Apply the same two pruning conditions at the inner loop (j): if nums[i] + nums[j] * 3 > target, break; if nums[i] + nums[j] + nums[n-1] * 2 < target, continue. These four pruning checks add no asymptotic cost but dramatically reduce the practical number of two-pointer passes on typical inputs.
Together, the pruning turns a worst-case O(n^3) algorithm into something that runs noticeably faster on real LeetCode test cases with duplicate-heavy or extreme-value inputs.
- 1At i: if nums[i] * 4 > target → break (all future sums too large)
- 2At i: if nums[i] + nums[n-1] * 3 < target → continue (best sum using this i is too small)
- 3At j: if nums[i] + nums[j] * 3 > target → break inner loop
- 4At j: if nums[i] + nums[j] + nums[n-1] * 2 < target → continue inner loop
Code Walkthrough — Python and Java
In Python, the implementation is clean and concise. Sort the array, run two nested for loops for i and j with duplicate-skip guards, then run the two-pointer inner loop. Python integers are arbitrary precision so there is no overflow concern. The entire solution is under 25 lines.
In Java, the structure is identical but you must cast to long before summing: long sum = (long)nums[i] + nums[j] + nums[left] + nums[right]. Without the cast, nums[i] + nums[j] is computed as 32-bit int and can silently overflow before the comparison. This is a common source of wrong answers that passes all small test cases but fails on edge inputs.

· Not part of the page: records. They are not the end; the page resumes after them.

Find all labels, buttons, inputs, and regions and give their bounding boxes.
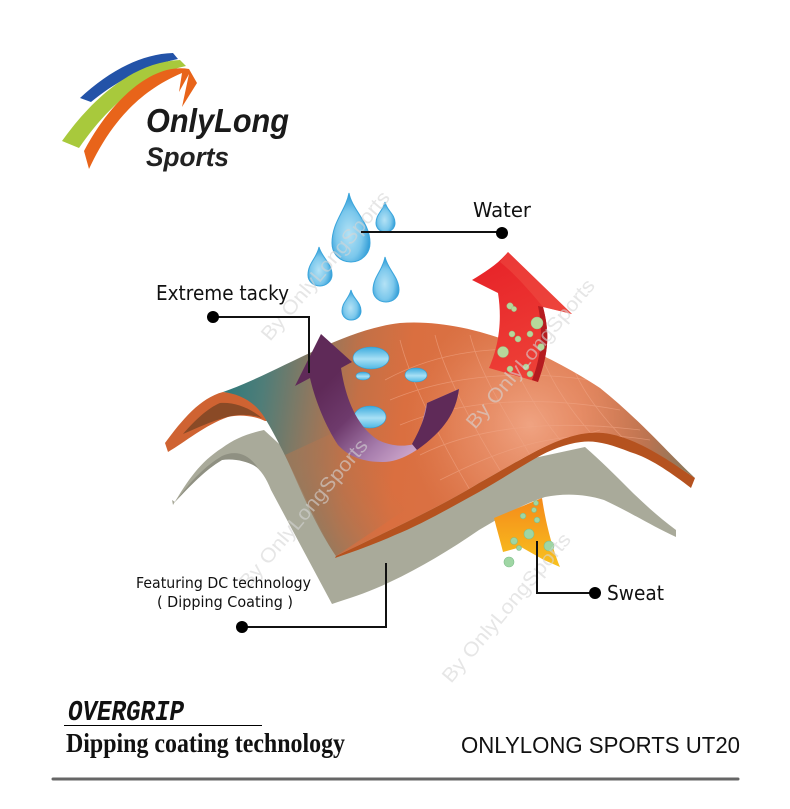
- watermark 3: By OnlyLongSports: [235, 435, 373, 593]
- callout: extreme tacky: Extreme tacky: [156, 281, 289, 305]
- red arrow: [472, 252, 572, 382]
- logo swoosh: orange: [84, 68, 197, 169]
- fabric brown lower edge: [335, 431, 695, 558]
- sweat bubbles: [504, 500, 554, 567]
- callout: sweat: Sweat: [607, 581, 664, 605]
- diagram: orange fabric layer: [165, 323, 695, 558]
- watermark 2: By OnlyLongSports: [462, 275, 600, 433]
- fabric face: [223, 323, 695, 556]
- watermark 1: By OnlyLongSports: [257, 187, 395, 345]
- water beads on fabric: [353, 347, 427, 428]
- watermark 4: By OnlyLongSports: [438, 529, 576, 687]
- watermarks: [235, 187, 600, 687]
- callout: extreme tacky: [156, 281, 309, 373]
- logo swoosh: green: [62, 60, 186, 148]
- footer model name: ONLYLONG SPORTS UT20: [461, 732, 740, 758]
- red arrow bubbles: [498, 303, 544, 377]
- fabric left flap: [165, 392, 290, 452]
- logo name: OnlyLong: [146, 102, 289, 139]
- callout: dipping coating: ( Dipping Coating ): [157, 593, 293, 611]
- infographic: [52, 53, 740, 780]
- water drops: [308, 193, 399, 320]
- callout: water: [361, 198, 532, 239]
- logo: [62, 53, 289, 172]
- callout: dipping coating: Featuring DC technology: [136, 574, 311, 592]
- logo swoosh: blue: [80, 53, 178, 102]
- fabric grid: [385, 335, 650, 495]
- callout: dipping coating: [136, 563, 386, 633]
- callout: water: Water: [473, 198, 532, 222]
- logo subtitle: Sports: [146, 142, 229, 172]
- callout: sweat: [537, 541, 664, 605]
- footer subtitle: Dipping coating technology: [66, 728, 345, 758]
- diagram: grey dipping coating layer: [172, 430, 676, 604]
- footer heading: overgrip: OVERGRIP: [68, 696, 184, 729]
- diagram: sweat arrow: [494, 498, 560, 567]
- purple arrow: [295, 334, 459, 462]
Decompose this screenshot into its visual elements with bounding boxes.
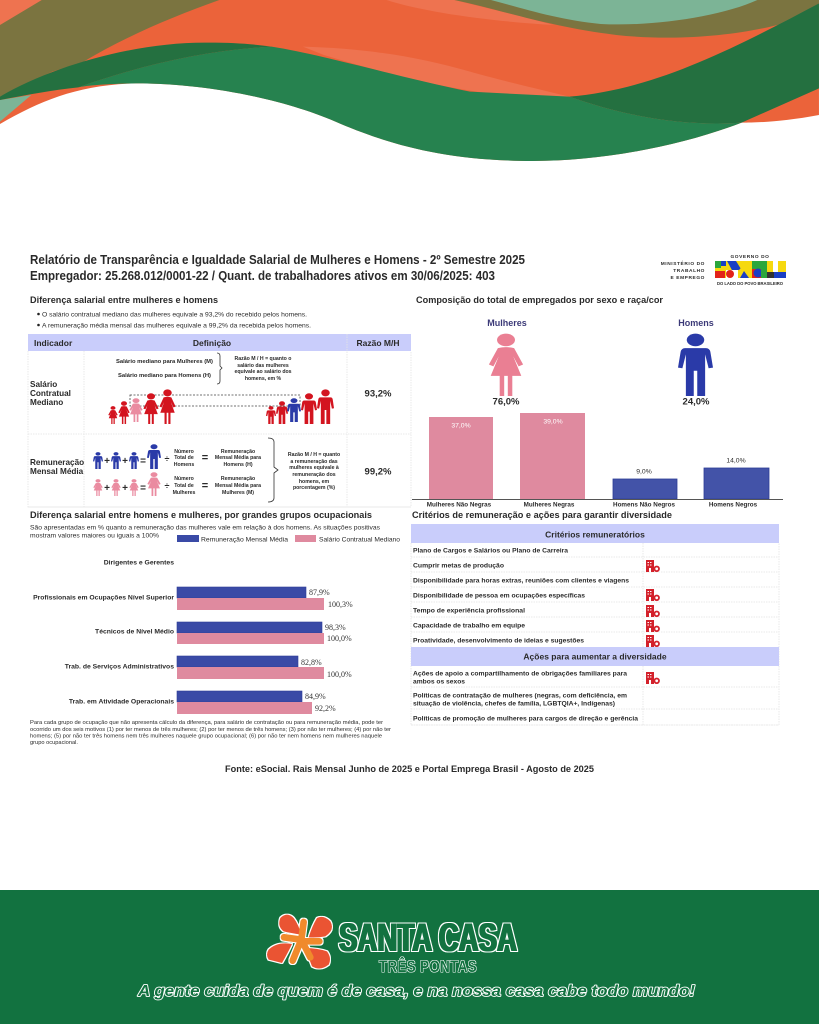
- description: São apresentadas em % quanto a remuneração das mulheres vale em relação à dos homens. As situações positivas: [30, 524, 381, 532]
- section heading: Diferença salarial entre homens e mulheres, por grandes grupos ocupacionais: [30, 510, 372, 521]
- action rows: Ações de apoio a compartilhamento de obrigações familiares para: [413, 670, 627, 678]
- women formula: Remuneração: [221, 476, 255, 482]
- description: mostram valores maiores ou iguais a 100%: [30, 532, 159, 540]
- header wave banner: [0, 0, 819, 161]
- men formula: [93, 444, 261, 469]
- women formula: Mulheres (M): [222, 490, 254, 496]
- row label: Salário: [30, 380, 57, 389]
- category labels: Trab. de Serviços Administrativos: [65, 664, 174, 670]
- footnote: [30, 720, 391, 746]
- icon: flower logo: [267, 915, 332, 968]
- women formula: +: [104, 483, 110, 494]
- ministry text: E EMPREGO: [671, 275, 705, 281]
- ratio value: 93,2%: [365, 388, 392, 400]
- row: remuneracao mensal media: [30, 438, 392, 502]
- government logos: [661, 254, 786, 286]
- value labels: 100,3%: [328, 600, 353, 609]
- men total: 24,0%: [683, 396, 710, 408]
- row label: [30, 380, 71, 407]
- definition labels: homens, em %: [245, 376, 282, 382]
- action check icon: [646, 672, 659, 684]
- women formula: +: [122, 483, 128, 494]
- women formula: =: [202, 480, 208, 492]
- brace and ratio note: a remuneração das: [290, 459, 338, 465]
- criteria rows: Tempo de experiência profissional: [413, 608, 525, 614]
- criteria rows: Plano de Cargos e Salários ou Plano de Carreira: [413, 548, 568, 554]
- women formula: Número: [174, 476, 194, 482]
- women total: Mulheres: [487, 318, 527, 328]
- men formula: +: [104, 456, 110, 467]
- header: acoes: [411, 647, 779, 666]
- description: [30, 524, 381, 540]
- report title: [30, 253, 525, 283]
- bar chart: sex and race: 39,0%: [543, 418, 563, 426]
- women formula: ÷: [165, 481, 170, 491]
- value labels: 84,9%: [305, 692, 326, 701]
- ministry text: MINISTÉRIO DO: [661, 259, 705, 267]
- governo do brasil mark: DO LADO DO POVO BRASILEIRO: [717, 281, 784, 286]
- governo do brasil mark: GOVERNO DO: [730, 254, 770, 260]
- bullet list: O salário contratual mediano das mulheres equivale a 93,2% do recebido pelos homens.: [42, 312, 307, 318]
- criteria rows: Disponibilidade para horas extras, reuniões com clientes e viagens: [413, 578, 629, 584]
- source line: Fonte: eSocial. Rais Mensal Junho de 2025 e Portal Emprega Brasil - Agosto de 2025: [225, 764, 594, 774]
- bar chart: sex and race: 9,0%: [636, 468, 652, 476]
- men formula: =: [140, 456, 146, 467]
- row label: Contratual: [30, 389, 71, 398]
- bullet list: [37, 312, 311, 330]
- bar chart: sex and race: Homens Negros: [709, 502, 758, 508]
- pictogram: women and men median: [108, 389, 334, 424]
- brace and ratio note: homens, em: [299, 479, 330, 485]
- bars: [177, 587, 324, 714]
- horizontal bar chart: [33, 560, 353, 714]
- report title: Empregador: 25.268.012/0001-22 / Quant. de trabalhadores ativos em 30/06/2025: 403: [30, 269, 495, 283]
- report title: Relatório de Transparência e Igualdade Salarial de Mulheres e Homens - 2º Semestre 2025: [30, 253, 525, 267]
- table header: Definição: [193, 338, 231, 348]
- bar chart: sex and race: Mulheres Negras: [524, 502, 575, 508]
- bullet list: A remuneração média mensal das mulheres equivale a 99,2% da recebida pelos homens.: [42, 322, 311, 330]
- brace and ratio note: remuneração dos: [292, 472, 336, 478]
- footer band: [0, 890, 819, 1024]
- category labels: Profissionais em Ocupações Nível Superior: [33, 594, 174, 602]
- section heading: Critérios de remuneração e ações para garantir diversidade: [412, 510, 672, 521]
- men formula: Total de: [174, 455, 194, 461]
- category labels: Trab. em Atividade Operacionais: [69, 698, 174, 706]
- men total: Homens: [678, 318, 714, 328]
- women total: [487, 318, 527, 408]
- brace and ratio note: mulheres equivale à: [289, 465, 339, 471]
- men formula: =: [202, 452, 208, 464]
- panel: indicator table: [28, 334, 411, 507]
- category labels: Dirigentes e Gerentes: [104, 560, 174, 566]
- row label: Mediano: [30, 398, 63, 407]
- criteria rows: Proatividade, desenvolvimento de ideias e sugestões: [413, 638, 584, 644]
- legend: Salário Contratual Mediano: [319, 536, 400, 544]
- criteria rows: Disponibilidade de pessoa em ocupações específicas: [413, 592, 585, 600]
- bar chart: sex and race: 37,0%: [451, 422, 471, 430]
- definition labels: [116, 353, 292, 384]
- tagline: A gente cuida de quem é de casa, e na nossa casa cabe todo mundo!: [137, 983, 696, 1000]
- men formula: Mensal Média para: [215, 455, 261, 461]
- criteria rows: [413, 548, 629, 644]
- bar chart: sex and race: Homens Não Negros: [613, 502, 675, 508]
- ratio value: 99,2%: [365, 466, 392, 478]
- legend: [177, 535, 400, 544]
- women formula: =: [140, 483, 146, 494]
- section heading: Diferença salarial entre mulheres e homens: [30, 295, 218, 306]
- criteria check icons: [646, 560, 659, 647]
- footnote: homens; (5) por não ter três homens nem três mulheres naquele grupo ocupacional; (6) por não ter nem homens nem mulheres naquele: [30, 734, 382, 740]
- women formula: Mensal Média para: [215, 483, 261, 489]
- section heading: Composição do total de empregados por sexo e raça/cor: [416, 295, 663, 306]
- definition labels: salário das mulheres: [237, 363, 289, 369]
- header: criterios remuneratorios: [411, 524, 779, 543]
- value labels: 100,0%: [327, 670, 352, 679]
- definition labels: equivale ao salário dos: [234, 369, 292, 375]
- ministry text: TRABALHO: [673, 268, 705, 274]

Both implementations share the same structure: sort, nested loops with pruning and duplicate skipping, two-pointer inner loop with result collection. Time complexity O(n^3), space complexity O(1) excluding output. On LeetCode 18, this passes all 295 test cases.
Integer Overflow in Java
In Java and C++, always cast to long before summing four large values. Use: long sum = (long)nums[i] + nums[j] + nums[left] + nums[right]. Without the cast, the intermediate sum nums[i] + nums[j] can overflow a 32-bit int before the addition of nums[left] and nums[right], silently producing wrong answers.